Monday, April 18, 2011


We were delighted to have Jerry Jenkins visit Tate Publishing last week to discuss his future books, The Christian Writers Guild and Guide, and several other possibilities. We were honored he chose to come and discuss with us numerous options.

When it comes to selling books in the Christian publishing market, you won't find a much bigger name than Jerry B. Jenkins , co-author of the Left Behind series of books. Along with his co-author, Tim LaHaye, Jenkins has had 16 bestsellers in the series, with more than 70 million copies sold. To say Jenkins knows something about selling books is like saying a fish knows something about being wet.

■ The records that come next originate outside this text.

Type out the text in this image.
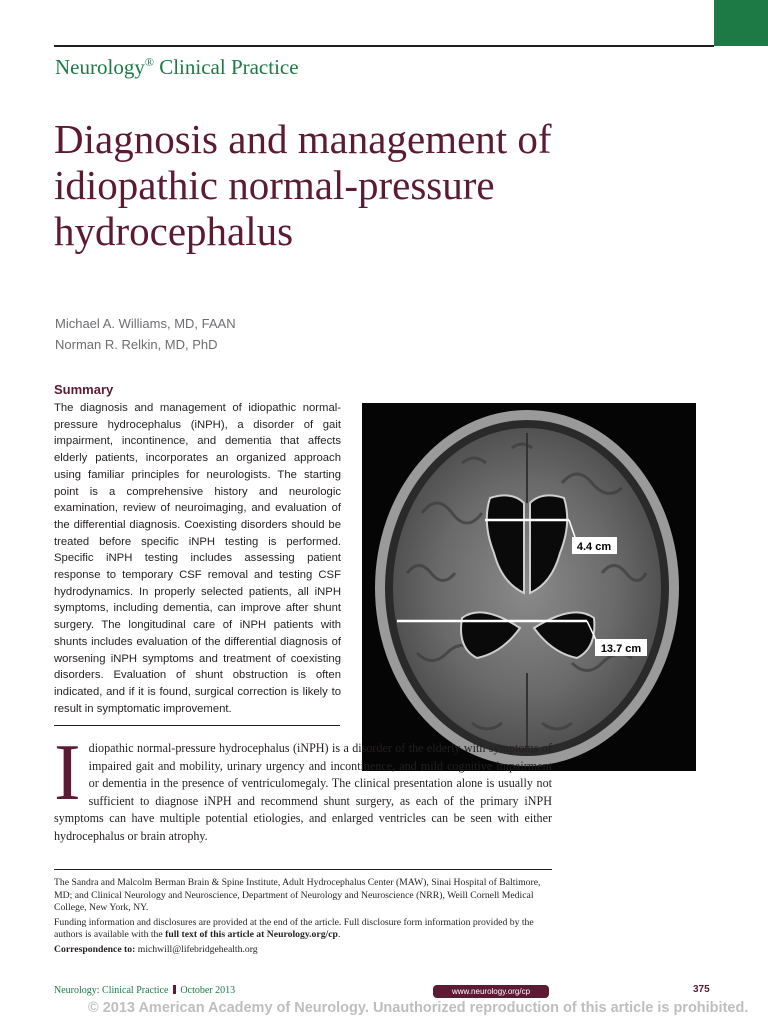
Neurology® Clinical Practice
Diagnosis and management of idiopathic normal-pressure hydrocephalus
Michael A. Williams, MD, FAAN
Norman R. Relkin, MD, PhD
Summary

The diagnosis and management of idiopathic normal-pressure hydrocephalus (iNPH), a disorder of gait impairment, incontinence, and dementia that affects elderly patients, incorporates an organized approach using familiar principles for neurologists. The starting point is a comprehensive history and neurologic examination, review of neuroimaging, and evaluation of the differential diagnosis. Coexisting disorders should be treated before specific iNPH testing is performed. Specific iNPH testing includes assessing patient response to temporary CSF removal and testing CSF hydrodynamics. In properly selected patients, all iNPH symptoms, including dementia, can improve after shunt surgery. The longitudinal care of iNPH patients with shunts includes evaluation of the differential diagnosis of worsening iNPH symptoms and treatment of coexisting disorders. Evaluation of shunt obstruction is often indicated, and if it is found, surgical correction is likely to result in symptomatic improvement.

4.4 cm
13.7 cm

Idiopathic normal-pressure hydrocephalus (iNPH) is a disorder of the elderly with symptoms of impaired gait and mobility, urinary urgency and incontinence, and mild cognitive impairment or dementia in the presence of ventriculomegaly. The clinical presentation alone is usually not sufficient to diagnose iNPH and recommend shunt surgery, as each of the primary iNPH symptoms can have multiple potential etiologies, and enlarged ventricles can be seen with either hydrocephalus or brain atrophy.

The Sandra and Malcolm Berman Brain & Spine Institute, Adult Hydrocephalus Center (MAW), Sinai Hospital of Baltimore, MD; and Clinical Neurology and Neuroscience, Department of Neurology and Neuroscience (NRR), Weill Cornell Medical College, New York, NY.

Funding information and disclosures are provided at the end of the article. Full disclosure form information provided by the authors is available with the full text of this article at Neurology.org/cp.

Correspondence to: michwill@lifebridgehealth.org

Neurology: Clinical Practice October 2013	www.neurology.org/cp	375
© 2013 American Academy of Neurology. Unauthorized reproduction of this article is prohibited.
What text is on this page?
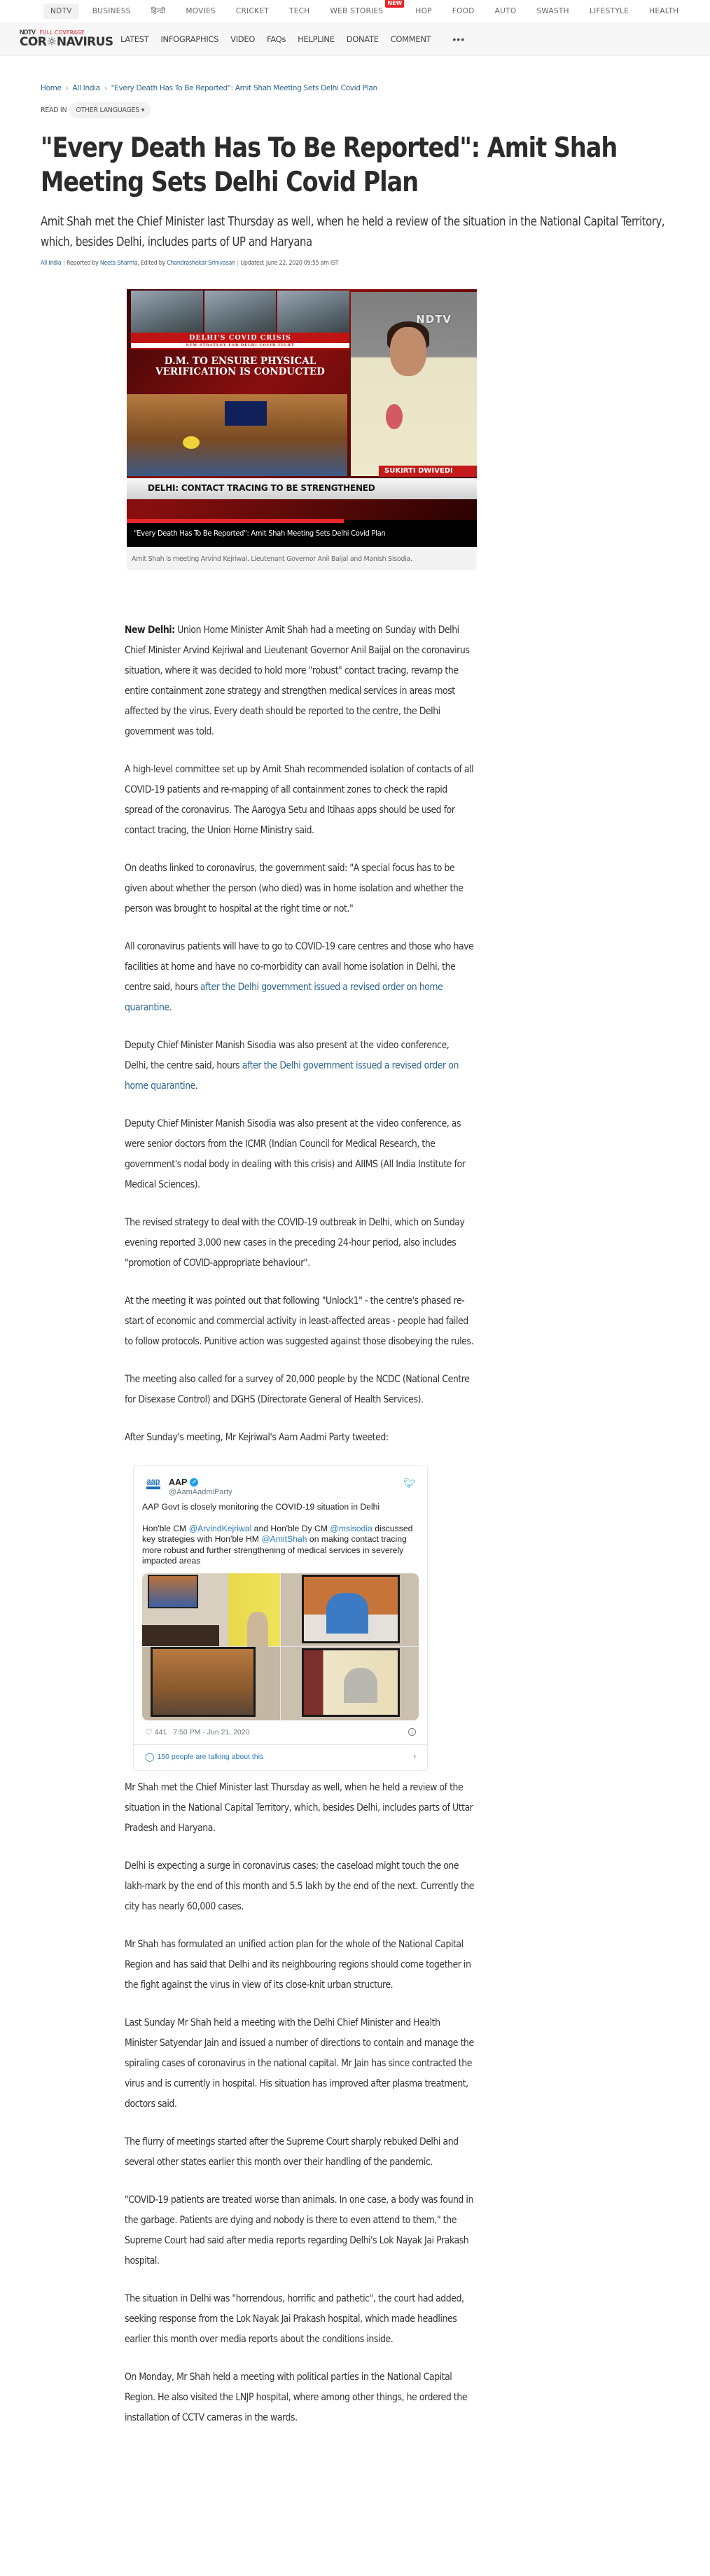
NDTV	BUSINESS	हिन्दी	MOVIES	CRICKET	TECH	WEB STORIES
NEW
HOP	FOOD	AUTO	SWASTH	LIFESTYLE	HEALTH
NDTV FULL COVERAGE
COR☼NAVIRUS LATEST INFOGRAPHICS VIDEO FAQs HELPLINE DONATE COMMENT •••
Home › All India › "Every Death Has To Be Reported": Amit Shah Meeting Sets Delhi Covid Plan
READ IN	OTHER LANGUAGES ▾
"Every Death Has To Be Reported": Amit Shah Meeting Sets Delhi Covid Plan
Amit Shah met the Chief Minister last Thursday as well, when he held a review of the situation in the National Capital Territory, which, besides Delhi, includes parts of UP and Haryana
All India | Reported by Neeta Sharma, Edited by Chandrashekar Srinivasan | Updated: June 22, 2020 09:55 am IST
DELHI'S COVID CRISIS
NEW STRATEGY FOR DELHI COVID FIGHT
D.M. TO ENSURE PHYSICAL VERIFICATION IS CONDUCTED
NDTV
SUKIRTI DWIVEDI
DELHI: CONTACT TRACING TO BE STRENGTHENED
"Every Death Has To Be Reported": Amit Shah Meeting Sets Delhi Covid Plan
Amit Shah is meeting Arvind Kejriwal, Lieutenant Governor Anil Baijal and Manish Sisodia.

New Delhi: Union Home Minister Amit Shah had a meeting on Sunday with Delhi Chief Minister Arvind Kejriwal and Lieutenant Governor Anil Baijal on the coronavirus situation, where it was decided to hold more "robust" contact tracing, revamp the entire containment zone strategy and strengthen medical services in areas most affected by the virus. Every death should be reported to the centre, the Delhi government was told.

A high-level committee set up by Amit Shah recommended isolation of contacts of all COVID-19 patients and re-mapping of all containment zones to check the rapid spread of the coronavirus. The Aarogya Setu and Itihaas apps should be used for contact tracing, the Union Home Ministry said.

On deaths linked to coronavirus, the government said: "A special focus has to be given about whether the person (who died) was in home isolation and whether the person was brought to hospital at the right time or not."

All coronavirus patients will have to go to COVID-19 care centres and those who have facilities at home and have no co-morbidity can avail home isolation in Delhi, the centre said, hours after the Delhi government issued a revised order on home quarantine.

Deputy Chief Minister Manish Sisodia was also present at the video conference, Delhi, the centre said, hours after the Delhi government issued a revised order on home quarantine.

Deputy Chief Minister Manish Sisodia was also present at the video conference, as were senior doctors from the ICMR (Indian Council for Medical Research, the government's nodal body in dealing with this crisis) and AIIMS (All India Institute for Medical Sciences).

The revised strategy to deal with the COVID-19 outbreak in Delhi, which on Sunday evening reported 3,000 new cases in the preceding 24-hour period, also includes "promotion of COVID-appropriate behaviour".

At the meeting it was pointed out that following "Unlock1" - the centre's phased re-start of economic and commercial activity in least-affected areas - people had failed to follow protocols. Punitive action was suggested against those disobeying the rules.

The meeting also called for a survey of 20,000 people by the NCDC (National Centre for Disexase Control) and DGHS (Directorate General of Health Services).

After Sunday's meeting, Mr Kejriwal's Aam Aadmi Party tweeted:

aap AAP ✓
@AamAadmiParty
🐦︎
AAP Govt is closely monitoring the COVID-19 situation in Delhi
Hon'ble CM @ArvindKejriwal and Hon'ble Dy CM @msisodia discussed key strategies with Hon'ble HM @AmitShah on making contact tracing more robust and further strengthening of medical services in severely impacted areas
♡ 441 7:50 PM - Jun 21, 2020	i
◯ 150 people are talking about this	›

Mr Shah met the Chief Minister last Thursday as well, when he held a review of the situation in the National Capital Territory, which, besides Delhi, includes parts of Uttar Pradesh and Haryana.

Delhi is expecting a surge in coronavirus cases; the caseload might touch the one lakh-mark by the end of this month and 5.5 lakh by the end of the next. Currently the city has nearly 60,000 cases.

Mr Shah has formulated an unified action plan for the whole of the National Capital Region and has said that Delhi and its neighbouring regions should come together in the fight against the virus in view of its close-knit urban structure.

Last Sunday Mr Shah held a meeting with the Delhi Chief Minister and Health Minister Satyendar Jain and issued a number of directions to contain and manage the spiraling cases of coronavirus in the national capital. Mr Jain has since contracted the virus and is currently in hospital. His situation has improved after plasma treatment, doctors said.

The flurry of meetings started after the Supreme Court sharply rebuked Delhi and several other states earlier this month over their handling of the pandemic.

"COVID-19 patients are treated worse than animals. In one case, a body was found in the garbage. Patients are dying and nobody is there to even attend to them," the Supreme Court had said after media reports regarding Delhi's Lok Nayak Jai Prakash hospital.

The situation in Delhi was "horrendous, horrific and pathetic", the court had added, seeking response from the Lok Nayak Jai Prakash hospital, which made headlines earlier this month over media reports about the conditions inside.

On Monday, Mr Shah held a meeting with political parties in the National Capital Region. He also visited the LNJP hospital, where among other things, he ordered the installation of CCTV cameras in the wards.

Jenkins also heads the Jerry B. Jenkins Christian Writers Guild, which offers courses geared toward helping aspiring writers perfect their craft. It was in this role that Jenkins visited the offices of Tate Publishing today to take a tour and see what our company was all about. It's not everyday you get to do a Q & A with an author who has sold 70 million books about what it takes to sell those books. Surely, there must be some secret, right?

When I am given the opportunity to ask an author like Jenkins questions about book promotion and marketing, I try to do it from the standpoint of an author trying to make it in the industry, not as someone who sells books for a living. With this introduction now out of the way, I will let Jenkins explain how things work in the publishing industry, in his own words (from notes taken during our meetings).

What advice do you have for aspiring writers?

"Too many authors think everything starts with their book. Starting your writing career with a book is like a five year old starting graduate school. Writers need to work up to their first book by writing articles and short stories and perfecting their craft."

What kind of expectations should a new author have with their first book?

"(New) authors are thoroughly unrealistic. They think that "if my book was just in a bookstore it would become a bestseller. If only I could get on Oprah." It takes word of mouth, telling people about your book, attending conferences, doing speaking engagements and getting the word out. Authors are going to do most of the work, and they need to. Publishers count on authors being the Number One salesperson. Nobody knows more about their book and can speak about it with more passion than the author."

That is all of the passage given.